Let me finish with a story. Many years ago I was invited by a psychologist to his office in a hospital, where he was seeing patients. He wanted to tell me of a technique he was using. It was quite a shallow box, about a metre long and half a metre wide. It was filled with fine sand. Next to it was a cabinet filled with figures, mostly, but not exclusively, human-like, in different sizes and colours, representing people of different genders and age groups. Basically, he asked his patients to position the figures in the sand, which he interpreted in one way or another.

I was barely listening to him as he was telling me about it, as I was thinking about being asked to play toy soldiers in a sandpit. Yes, if I were his patient, I, a grown man, would be asked to play in the sand. To be completely honest, my thoughts about what I would do with the (bleep) sandpit cannot be repeated here.

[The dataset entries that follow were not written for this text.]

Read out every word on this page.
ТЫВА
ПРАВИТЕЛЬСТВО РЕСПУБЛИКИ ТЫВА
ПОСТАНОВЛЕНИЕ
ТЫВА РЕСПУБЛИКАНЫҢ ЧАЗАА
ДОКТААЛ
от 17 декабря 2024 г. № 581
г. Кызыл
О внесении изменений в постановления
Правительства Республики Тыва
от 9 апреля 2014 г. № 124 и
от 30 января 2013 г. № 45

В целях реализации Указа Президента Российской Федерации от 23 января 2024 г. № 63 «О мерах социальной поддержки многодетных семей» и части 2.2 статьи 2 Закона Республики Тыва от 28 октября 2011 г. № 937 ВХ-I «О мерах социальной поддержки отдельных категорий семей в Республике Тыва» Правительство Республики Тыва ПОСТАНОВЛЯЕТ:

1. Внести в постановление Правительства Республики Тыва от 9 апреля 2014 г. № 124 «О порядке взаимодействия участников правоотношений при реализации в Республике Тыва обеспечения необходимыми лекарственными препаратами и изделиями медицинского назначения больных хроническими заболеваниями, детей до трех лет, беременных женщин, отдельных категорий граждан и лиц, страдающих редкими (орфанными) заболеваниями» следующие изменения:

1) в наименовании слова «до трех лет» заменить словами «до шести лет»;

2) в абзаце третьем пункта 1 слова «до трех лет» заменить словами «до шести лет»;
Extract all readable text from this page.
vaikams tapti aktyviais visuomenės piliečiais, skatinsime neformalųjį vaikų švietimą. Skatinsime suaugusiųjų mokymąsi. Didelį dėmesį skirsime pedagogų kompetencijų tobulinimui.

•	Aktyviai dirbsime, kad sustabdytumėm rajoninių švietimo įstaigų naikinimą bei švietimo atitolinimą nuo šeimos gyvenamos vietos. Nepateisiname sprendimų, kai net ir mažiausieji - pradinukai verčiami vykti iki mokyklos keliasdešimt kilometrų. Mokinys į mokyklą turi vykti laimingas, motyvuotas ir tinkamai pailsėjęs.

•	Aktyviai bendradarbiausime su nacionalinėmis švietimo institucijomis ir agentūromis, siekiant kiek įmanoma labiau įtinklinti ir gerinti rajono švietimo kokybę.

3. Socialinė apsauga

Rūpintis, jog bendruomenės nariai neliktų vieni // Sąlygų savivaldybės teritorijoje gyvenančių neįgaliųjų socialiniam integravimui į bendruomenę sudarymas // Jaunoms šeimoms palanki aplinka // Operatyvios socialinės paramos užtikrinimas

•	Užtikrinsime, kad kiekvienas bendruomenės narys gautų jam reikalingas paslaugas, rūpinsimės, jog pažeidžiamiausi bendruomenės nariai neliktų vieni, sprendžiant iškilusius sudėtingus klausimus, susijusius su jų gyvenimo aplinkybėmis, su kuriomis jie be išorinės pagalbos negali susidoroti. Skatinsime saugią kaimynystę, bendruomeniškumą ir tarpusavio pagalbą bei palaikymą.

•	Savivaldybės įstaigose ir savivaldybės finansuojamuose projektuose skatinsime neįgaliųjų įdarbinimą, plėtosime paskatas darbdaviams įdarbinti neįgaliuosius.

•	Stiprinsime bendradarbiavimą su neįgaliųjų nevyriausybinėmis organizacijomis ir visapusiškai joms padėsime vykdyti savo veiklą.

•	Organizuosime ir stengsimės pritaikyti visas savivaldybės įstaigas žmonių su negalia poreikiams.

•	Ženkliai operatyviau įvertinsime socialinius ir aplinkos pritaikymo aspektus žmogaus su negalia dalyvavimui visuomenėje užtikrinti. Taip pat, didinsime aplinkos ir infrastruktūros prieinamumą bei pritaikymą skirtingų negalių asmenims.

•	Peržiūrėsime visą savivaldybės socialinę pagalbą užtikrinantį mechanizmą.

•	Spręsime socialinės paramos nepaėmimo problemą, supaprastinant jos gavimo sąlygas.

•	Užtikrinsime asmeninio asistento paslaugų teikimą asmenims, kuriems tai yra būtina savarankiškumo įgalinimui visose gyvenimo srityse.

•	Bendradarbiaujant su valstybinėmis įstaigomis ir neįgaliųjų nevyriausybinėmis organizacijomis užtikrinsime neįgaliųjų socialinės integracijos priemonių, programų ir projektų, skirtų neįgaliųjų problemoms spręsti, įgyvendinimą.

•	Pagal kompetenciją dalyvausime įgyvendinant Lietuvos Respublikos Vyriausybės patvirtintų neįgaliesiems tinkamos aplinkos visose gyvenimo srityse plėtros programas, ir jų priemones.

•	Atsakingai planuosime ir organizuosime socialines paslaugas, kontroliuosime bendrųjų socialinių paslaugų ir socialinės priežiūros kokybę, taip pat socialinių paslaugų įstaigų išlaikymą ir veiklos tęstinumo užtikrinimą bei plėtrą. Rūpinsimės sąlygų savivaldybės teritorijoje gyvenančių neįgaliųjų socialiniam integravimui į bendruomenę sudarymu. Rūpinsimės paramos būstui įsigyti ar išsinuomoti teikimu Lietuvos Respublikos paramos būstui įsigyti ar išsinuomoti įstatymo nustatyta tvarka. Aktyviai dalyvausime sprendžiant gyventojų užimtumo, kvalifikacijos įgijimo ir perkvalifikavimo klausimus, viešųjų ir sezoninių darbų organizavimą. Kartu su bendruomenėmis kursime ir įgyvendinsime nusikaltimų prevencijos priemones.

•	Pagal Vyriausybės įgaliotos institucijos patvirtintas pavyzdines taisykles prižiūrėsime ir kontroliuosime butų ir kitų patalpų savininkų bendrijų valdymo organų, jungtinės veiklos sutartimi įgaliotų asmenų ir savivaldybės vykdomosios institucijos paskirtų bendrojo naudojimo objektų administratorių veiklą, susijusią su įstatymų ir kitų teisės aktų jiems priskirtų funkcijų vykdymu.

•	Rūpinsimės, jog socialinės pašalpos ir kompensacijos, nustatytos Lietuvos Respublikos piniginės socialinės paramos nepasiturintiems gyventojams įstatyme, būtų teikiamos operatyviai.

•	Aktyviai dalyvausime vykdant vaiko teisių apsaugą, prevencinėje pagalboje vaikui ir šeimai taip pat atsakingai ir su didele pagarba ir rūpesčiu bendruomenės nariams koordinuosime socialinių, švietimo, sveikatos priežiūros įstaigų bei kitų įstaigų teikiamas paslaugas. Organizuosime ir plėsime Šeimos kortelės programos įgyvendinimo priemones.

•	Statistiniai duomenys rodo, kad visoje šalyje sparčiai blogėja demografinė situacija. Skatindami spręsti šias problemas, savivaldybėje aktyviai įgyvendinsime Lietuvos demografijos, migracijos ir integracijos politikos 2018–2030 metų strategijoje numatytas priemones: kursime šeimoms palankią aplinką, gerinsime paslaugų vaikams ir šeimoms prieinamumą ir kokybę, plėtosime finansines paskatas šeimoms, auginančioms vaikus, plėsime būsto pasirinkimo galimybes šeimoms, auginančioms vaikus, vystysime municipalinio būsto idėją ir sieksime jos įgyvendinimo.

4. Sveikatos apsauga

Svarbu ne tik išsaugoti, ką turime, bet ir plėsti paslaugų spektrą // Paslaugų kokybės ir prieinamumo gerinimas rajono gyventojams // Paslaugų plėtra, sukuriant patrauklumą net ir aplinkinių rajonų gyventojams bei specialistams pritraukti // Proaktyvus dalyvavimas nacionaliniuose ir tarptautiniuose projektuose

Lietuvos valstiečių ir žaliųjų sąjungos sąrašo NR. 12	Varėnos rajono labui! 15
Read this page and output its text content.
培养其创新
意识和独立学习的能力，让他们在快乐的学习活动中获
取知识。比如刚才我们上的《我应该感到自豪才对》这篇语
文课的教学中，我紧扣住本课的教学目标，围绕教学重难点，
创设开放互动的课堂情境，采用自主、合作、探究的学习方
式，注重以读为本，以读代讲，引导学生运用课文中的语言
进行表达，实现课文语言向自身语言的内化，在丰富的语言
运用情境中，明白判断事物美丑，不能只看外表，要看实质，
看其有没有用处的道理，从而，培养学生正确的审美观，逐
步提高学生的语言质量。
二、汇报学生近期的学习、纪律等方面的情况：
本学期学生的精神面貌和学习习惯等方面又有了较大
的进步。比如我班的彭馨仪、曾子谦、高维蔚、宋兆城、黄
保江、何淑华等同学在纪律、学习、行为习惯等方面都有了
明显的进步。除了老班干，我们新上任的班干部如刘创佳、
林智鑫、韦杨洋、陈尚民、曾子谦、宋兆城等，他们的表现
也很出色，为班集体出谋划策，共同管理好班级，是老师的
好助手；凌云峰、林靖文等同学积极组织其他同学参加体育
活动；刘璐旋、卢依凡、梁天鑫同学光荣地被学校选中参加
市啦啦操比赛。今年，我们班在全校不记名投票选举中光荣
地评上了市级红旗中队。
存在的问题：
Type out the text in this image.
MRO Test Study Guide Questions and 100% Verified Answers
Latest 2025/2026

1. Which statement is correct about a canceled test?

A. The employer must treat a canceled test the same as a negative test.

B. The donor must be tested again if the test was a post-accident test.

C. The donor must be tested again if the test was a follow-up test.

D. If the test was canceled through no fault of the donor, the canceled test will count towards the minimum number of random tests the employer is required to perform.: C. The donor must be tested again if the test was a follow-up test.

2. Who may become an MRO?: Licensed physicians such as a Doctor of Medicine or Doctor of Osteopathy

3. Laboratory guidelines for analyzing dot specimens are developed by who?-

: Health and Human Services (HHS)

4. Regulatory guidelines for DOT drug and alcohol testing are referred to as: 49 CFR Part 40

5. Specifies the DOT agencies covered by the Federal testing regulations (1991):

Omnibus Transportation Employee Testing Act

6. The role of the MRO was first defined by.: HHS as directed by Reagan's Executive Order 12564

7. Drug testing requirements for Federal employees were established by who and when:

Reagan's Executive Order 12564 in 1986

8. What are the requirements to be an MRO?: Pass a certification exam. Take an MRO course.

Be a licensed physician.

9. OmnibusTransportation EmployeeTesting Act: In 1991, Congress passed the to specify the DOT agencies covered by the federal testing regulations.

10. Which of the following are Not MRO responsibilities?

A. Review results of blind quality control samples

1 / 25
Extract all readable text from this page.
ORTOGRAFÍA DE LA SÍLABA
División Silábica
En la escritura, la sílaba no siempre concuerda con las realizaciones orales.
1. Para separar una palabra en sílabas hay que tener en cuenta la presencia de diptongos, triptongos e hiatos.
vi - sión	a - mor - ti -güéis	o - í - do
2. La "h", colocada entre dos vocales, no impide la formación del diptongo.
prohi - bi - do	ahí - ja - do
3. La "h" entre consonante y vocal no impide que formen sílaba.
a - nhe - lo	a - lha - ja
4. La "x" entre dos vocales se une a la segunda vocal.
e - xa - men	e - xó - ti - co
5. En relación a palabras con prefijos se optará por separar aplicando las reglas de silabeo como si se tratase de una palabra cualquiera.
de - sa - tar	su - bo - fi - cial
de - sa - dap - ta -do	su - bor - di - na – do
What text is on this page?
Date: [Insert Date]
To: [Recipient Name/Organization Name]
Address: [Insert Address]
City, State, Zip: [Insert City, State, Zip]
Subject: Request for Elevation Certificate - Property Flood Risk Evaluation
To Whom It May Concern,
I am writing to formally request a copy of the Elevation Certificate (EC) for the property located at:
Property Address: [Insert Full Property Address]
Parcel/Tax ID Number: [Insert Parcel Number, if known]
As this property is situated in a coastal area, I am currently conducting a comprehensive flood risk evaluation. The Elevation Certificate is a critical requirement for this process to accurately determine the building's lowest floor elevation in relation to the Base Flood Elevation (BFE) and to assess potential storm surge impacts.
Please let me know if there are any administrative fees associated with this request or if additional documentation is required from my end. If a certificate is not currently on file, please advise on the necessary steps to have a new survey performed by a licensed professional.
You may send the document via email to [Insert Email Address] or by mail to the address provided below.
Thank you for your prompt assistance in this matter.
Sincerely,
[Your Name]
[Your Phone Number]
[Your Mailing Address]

He never gave it another thought what his method might mean, he never questioned his assumptions. I can only imagine what his patients were thinking as they were ‘playing in sand’. I know what I would, struggling to keep calm, knowing full well that if I say anything, I will have acquire another symptom.  Perhaps this story, a true one, will help in understanding what ‘It’s OK to talk’ means. When you say this, you offer a promise, a reassurance. You can’t. So stop saying it.

In the initial post I suggested saying: “I will listen.”, but perhaps even this is too optimistic. So if you want to say something, say:

It’s important to talk. If you have someone who will listen.